Ziviler Ungehorsam – Sind die Klimaproteste antidemokratisch?
Die Klimabewegung protestiert auf unterschiedliche Art und Weise für mehr Gerechtigkeit und die Einhaltung des 1,5-Grad-Ziels. Aktivist:innen kleben sich auf Straßen fest, blockieren Flugbahnen oder besetzten Dörfer, die vom Kohleabbau betroffen sind. Dabei nutzen sie auch das politische Instrument des zivilen Ungehorsams. Ein Begriff, der divers und meinungsgesteuert verwendet wird. Die einen finden zivilen Ungehorsam demokratiefördernd, die anderen demokratiefeindlich. Professor Jens Lanfer vom Department für Philosophie, Politik und Ökonomik der Universität Witten/Herdecke ordnet zivilen Ungehorsam ein und setzt ihn in Zusammenhang mit der Klimakrise sowie den aktuellen Geschehnissen rund um die Gemeinde Lützerath.

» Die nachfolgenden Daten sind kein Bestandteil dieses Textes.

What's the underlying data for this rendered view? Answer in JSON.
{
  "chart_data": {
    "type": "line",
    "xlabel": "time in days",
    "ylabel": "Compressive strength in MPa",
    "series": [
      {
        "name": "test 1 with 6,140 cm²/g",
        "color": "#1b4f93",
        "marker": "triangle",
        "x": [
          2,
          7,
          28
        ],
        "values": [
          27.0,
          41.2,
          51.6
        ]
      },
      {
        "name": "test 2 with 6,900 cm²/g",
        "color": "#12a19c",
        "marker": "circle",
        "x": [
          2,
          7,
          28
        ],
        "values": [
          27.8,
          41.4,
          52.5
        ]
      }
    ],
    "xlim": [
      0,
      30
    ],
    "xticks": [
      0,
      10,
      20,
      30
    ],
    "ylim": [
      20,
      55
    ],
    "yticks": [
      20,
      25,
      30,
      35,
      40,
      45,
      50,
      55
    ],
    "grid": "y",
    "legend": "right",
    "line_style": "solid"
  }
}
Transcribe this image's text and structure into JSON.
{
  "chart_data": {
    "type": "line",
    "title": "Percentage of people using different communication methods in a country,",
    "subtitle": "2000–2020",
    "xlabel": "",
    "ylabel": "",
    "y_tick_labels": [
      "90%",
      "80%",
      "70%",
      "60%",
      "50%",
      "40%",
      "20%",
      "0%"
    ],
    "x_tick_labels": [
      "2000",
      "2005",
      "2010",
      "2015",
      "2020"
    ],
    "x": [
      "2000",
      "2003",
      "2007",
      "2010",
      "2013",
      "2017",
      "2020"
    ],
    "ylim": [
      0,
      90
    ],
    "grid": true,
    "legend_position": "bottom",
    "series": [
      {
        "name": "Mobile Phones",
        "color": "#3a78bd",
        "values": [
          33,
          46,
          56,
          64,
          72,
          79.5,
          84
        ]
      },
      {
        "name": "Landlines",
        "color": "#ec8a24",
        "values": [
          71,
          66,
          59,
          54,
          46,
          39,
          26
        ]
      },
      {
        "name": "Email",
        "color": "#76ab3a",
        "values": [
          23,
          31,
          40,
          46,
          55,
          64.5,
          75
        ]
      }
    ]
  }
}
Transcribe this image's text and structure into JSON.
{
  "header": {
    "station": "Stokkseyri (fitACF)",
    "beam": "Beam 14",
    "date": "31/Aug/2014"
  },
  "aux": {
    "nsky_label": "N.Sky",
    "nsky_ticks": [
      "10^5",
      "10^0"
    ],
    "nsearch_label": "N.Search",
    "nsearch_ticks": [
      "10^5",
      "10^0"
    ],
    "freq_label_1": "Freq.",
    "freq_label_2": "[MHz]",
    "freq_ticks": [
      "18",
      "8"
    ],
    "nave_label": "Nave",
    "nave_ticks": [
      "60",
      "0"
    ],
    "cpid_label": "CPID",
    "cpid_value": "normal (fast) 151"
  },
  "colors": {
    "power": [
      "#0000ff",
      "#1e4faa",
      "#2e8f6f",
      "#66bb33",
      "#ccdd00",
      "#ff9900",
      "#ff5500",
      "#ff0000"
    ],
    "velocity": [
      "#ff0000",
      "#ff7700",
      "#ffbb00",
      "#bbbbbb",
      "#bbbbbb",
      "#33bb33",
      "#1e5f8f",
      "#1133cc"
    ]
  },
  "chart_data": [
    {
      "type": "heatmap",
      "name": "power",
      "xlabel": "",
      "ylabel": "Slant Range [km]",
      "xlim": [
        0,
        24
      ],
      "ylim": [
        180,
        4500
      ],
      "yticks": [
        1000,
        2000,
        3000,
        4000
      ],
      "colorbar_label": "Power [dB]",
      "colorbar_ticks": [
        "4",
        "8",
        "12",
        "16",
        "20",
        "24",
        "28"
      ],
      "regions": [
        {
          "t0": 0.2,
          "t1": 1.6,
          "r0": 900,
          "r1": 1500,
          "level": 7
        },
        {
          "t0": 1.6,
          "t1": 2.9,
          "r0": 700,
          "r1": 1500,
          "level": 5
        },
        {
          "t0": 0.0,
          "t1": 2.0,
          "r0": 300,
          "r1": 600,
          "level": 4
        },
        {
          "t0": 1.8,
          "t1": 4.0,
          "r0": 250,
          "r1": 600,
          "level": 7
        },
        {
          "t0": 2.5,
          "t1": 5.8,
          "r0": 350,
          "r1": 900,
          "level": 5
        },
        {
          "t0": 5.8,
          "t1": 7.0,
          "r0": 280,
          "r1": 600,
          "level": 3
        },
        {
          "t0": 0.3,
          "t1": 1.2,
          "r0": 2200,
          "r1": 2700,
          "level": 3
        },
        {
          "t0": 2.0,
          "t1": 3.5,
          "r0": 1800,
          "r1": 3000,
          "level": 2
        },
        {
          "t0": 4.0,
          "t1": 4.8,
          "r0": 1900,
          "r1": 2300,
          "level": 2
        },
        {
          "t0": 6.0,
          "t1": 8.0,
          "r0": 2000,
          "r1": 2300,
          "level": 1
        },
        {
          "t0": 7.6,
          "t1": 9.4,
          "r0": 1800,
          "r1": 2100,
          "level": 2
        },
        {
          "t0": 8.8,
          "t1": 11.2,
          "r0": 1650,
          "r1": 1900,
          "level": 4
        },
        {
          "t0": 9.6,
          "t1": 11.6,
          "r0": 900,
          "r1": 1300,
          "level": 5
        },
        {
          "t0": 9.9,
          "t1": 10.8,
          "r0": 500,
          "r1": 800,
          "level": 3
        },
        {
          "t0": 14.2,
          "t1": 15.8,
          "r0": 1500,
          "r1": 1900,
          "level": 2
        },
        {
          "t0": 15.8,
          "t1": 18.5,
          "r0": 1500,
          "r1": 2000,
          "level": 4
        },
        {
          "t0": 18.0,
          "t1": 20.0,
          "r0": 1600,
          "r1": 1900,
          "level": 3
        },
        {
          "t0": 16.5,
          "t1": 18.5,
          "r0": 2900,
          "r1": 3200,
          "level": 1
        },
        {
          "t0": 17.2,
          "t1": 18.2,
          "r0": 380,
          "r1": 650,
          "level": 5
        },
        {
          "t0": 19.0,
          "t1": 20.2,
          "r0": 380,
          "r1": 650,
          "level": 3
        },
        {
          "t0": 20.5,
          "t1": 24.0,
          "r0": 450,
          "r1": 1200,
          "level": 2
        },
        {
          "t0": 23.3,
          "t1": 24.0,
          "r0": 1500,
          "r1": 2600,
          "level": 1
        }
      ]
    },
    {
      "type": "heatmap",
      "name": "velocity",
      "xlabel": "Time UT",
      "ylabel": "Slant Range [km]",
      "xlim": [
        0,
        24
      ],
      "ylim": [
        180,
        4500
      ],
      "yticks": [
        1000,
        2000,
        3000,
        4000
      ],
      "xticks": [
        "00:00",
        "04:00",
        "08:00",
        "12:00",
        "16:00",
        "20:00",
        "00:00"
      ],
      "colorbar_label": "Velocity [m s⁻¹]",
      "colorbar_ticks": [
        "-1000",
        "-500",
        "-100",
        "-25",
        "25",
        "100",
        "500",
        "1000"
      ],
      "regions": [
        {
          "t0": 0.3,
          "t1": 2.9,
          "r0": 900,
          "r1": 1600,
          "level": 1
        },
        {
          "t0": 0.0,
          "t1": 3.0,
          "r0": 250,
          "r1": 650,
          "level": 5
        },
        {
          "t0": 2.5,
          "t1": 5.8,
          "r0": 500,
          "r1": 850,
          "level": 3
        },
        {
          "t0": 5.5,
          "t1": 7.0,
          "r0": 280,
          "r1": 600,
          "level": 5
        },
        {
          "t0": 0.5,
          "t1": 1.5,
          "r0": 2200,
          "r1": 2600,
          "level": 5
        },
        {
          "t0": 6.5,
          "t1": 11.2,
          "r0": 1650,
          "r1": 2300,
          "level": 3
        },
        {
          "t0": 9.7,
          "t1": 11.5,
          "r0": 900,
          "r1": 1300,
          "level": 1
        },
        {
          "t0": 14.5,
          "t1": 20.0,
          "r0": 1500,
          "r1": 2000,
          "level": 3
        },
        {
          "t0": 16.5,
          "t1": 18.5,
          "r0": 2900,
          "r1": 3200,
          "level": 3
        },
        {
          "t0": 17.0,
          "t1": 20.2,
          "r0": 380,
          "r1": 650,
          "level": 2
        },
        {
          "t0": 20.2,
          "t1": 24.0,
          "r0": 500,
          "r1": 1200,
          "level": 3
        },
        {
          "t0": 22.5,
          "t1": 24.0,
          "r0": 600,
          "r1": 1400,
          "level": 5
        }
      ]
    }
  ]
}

Der Begriff des zivilen Ungehorsams ist durch die Klimaproteste und aktuell durch die Geschehnisse in Lützerath wieder in den Fokus gerückt. Was zeichnet zivilen Ungehorsams aus?
Ziviler Ungehorsam muss als Protestaktion von Bürger:innen in der Öffentlichkeit innerhalb einer freiheitlich demokratischen Verfassung stattfinden. Personen, die Gebrauch von dieser Protestform machen, sollten keine Staatsfunktion haben oder Politiker:innen sein, sondern der politischen Zivilgesellschaft angehören. In Abgrenzung zu anderen Protestaktionen spielen zudem Gewaltfreiheit und Friedlichkeit eine zentrale Rolle. Ziviler Ungehorsam ist auf ein Unterlassen ausgerichtet: Man baut beispielsweise ein Baumhaus in einer Gemeinde wie Lützerath, verbleibt am Ort, auch wenn ein Verlassen polizeilich angeordnet wird und verhindert dadurch zunächst die Durchsetzung einer legalen und bis auf Weiteres den demokratischen Verfahren nach legitimen Regierungsentscheidung. Man geht also trotz Platzverweis nicht weg. Wenn man dann aber durch die Polizei abtransportiert wird, muss man es erdulden. Man darf sich also nicht mit Gewalt wehren und Straftaten wie Körperverletzung, Beleidigung oder üble Nachrede begehen. Es ist aber immer auch schwer zu sagen, jetzt ist es keine Aktion des zivilen Ungehorsams mehr, sondern schon eine Form des gewaltsamen Widerstands. Am Ende beurteilt der öffentliche Diskurs.
Wann und aus welchem Gründen ist ziviler Ungehorsam ein Mittel zum Zweck?
Man benötigt ein Anliegen, was nach dem Philosophen Charles Taylor sogenannte starke Werte vertritt. Bei Partikularinteressen sprechen wir zum Beispiel von schwachen Werten, weil sie keinen Bezug zur Öffentlichkeit bzw. zum Gemeinwohl haben. Wenn man aber das Klima schützen und auf die Einhaltung politischer Selbstverpflichtungen der EU pocht, dann würde ich sagen, handelt es sich hierbei um starke Werte, weil versucht wird, nicht nur die eignen Interessen, sondern das Wohl einer Gemeinschaft zu verfolgen. Allerdings bestehen natürlich auch andere Vorstellung vom Gemeinwohl im demokratischen Diskurs.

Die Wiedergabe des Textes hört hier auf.